Lisa Chow is the economics reporter at WNYC. She tries to explore in her stories surprising aspects of New York’s many economies—in plain view or hidden, in neighborhoods or sectors.
After waiting in vain for nearly two hours on the city's 311 help line, Louisa Ocean decided to hang up the phone and do it herself.
She went outside at 7 a.m. Tuesday morning and started shoveling her residential street in Midwood in Brooklyn.
Five hours later, Ocean and her husband had successfully dug out her car, but they still had to clear a path from their street, which hadn't seen a single plow during or after the storm, to a main artery in her neighborhood.
"We have to do it ourselves.

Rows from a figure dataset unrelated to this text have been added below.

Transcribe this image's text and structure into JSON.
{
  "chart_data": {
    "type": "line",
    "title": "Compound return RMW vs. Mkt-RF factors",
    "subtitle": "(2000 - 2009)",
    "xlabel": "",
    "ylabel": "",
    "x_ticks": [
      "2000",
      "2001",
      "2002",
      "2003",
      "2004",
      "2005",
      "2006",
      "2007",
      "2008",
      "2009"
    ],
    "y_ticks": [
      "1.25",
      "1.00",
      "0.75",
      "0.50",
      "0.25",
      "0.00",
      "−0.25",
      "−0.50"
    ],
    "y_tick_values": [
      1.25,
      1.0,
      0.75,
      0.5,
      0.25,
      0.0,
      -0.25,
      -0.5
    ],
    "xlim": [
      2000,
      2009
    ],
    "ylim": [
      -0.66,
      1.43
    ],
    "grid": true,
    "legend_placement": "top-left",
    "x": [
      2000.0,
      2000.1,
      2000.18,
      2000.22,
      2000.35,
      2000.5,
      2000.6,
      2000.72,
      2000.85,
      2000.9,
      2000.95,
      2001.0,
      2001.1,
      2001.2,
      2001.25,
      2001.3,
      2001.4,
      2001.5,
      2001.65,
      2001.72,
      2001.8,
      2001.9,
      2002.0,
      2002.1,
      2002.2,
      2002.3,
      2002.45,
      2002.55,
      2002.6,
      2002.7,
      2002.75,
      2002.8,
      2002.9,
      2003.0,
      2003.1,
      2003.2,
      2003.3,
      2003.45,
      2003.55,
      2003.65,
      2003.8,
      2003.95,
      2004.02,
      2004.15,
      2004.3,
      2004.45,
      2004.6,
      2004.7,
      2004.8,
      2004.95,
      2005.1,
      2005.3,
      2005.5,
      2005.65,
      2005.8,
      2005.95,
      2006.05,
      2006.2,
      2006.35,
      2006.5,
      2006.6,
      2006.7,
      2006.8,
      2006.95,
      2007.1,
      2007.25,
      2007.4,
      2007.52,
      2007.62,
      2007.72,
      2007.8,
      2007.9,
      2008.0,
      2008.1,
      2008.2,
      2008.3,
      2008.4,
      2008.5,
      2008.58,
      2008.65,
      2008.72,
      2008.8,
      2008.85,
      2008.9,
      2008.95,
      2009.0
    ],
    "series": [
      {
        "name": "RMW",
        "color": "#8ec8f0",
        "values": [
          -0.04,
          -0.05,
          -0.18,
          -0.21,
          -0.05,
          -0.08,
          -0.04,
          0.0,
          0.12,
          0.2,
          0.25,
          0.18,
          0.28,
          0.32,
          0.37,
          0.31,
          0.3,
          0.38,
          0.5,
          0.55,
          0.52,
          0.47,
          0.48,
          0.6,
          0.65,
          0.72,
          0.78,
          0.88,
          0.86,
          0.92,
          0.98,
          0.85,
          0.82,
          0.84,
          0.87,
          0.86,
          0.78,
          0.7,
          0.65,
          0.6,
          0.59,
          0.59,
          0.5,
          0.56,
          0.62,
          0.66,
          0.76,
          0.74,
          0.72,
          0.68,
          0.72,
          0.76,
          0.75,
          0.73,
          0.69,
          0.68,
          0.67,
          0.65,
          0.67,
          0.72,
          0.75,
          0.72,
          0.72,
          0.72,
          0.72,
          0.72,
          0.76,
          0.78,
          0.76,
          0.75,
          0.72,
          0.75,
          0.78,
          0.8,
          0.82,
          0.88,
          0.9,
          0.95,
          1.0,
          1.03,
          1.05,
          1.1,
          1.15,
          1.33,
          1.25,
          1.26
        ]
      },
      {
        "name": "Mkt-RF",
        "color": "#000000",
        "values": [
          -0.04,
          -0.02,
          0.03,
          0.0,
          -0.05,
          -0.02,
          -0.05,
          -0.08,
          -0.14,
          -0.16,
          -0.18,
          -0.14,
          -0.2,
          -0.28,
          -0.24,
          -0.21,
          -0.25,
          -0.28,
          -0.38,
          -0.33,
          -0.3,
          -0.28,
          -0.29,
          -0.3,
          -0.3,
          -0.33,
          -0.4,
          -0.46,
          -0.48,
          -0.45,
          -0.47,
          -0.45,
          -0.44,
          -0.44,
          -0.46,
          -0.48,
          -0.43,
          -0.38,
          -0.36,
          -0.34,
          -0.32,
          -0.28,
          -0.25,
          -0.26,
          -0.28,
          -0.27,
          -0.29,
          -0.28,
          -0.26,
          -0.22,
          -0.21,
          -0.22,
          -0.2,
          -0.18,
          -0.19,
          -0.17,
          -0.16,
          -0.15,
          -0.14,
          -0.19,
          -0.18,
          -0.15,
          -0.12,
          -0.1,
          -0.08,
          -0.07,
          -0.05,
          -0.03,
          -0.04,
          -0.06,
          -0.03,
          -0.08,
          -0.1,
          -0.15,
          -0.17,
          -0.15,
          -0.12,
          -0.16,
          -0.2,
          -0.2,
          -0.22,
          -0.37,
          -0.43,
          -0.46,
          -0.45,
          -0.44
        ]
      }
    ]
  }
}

Nobody else is going to do it for us," said Ocean, who works at the Kings County Clerk's office.
Many city residents outside of Manhattan are fuming about the city's clean-up response after the storm and said snow plow crews still haven't finished clearing many streets.
"I'm really shocked at the city," said Rodney Riddick, a firefighter, who on Tuesday morning was returning home to Midwood from a 24-hour shift in Bedford Stuyvesant, where he said the streets were in even worse condition. "I'm disappointed. I always prided myself that I lived in a city that was really good on responses with emergencies."
New York Mayor Michael Bloomberg said sanitation workers have been working around the clock and that the crews were slowed down by abandoned cars on the streets. He asked residents to be patient.
Not everyone was upset at the city's response.
"I don't blame the city for anything. The city can only do so much," said Lindell Sapp, another Midwood resident. With all the cars stuck in the snow and blocking the streets, Sapp sympathized with the crews and said it's difficult for them to do their job.
"It's going to get warmer anyway, and eventually the snow will melt and we'll complain about something else," he said.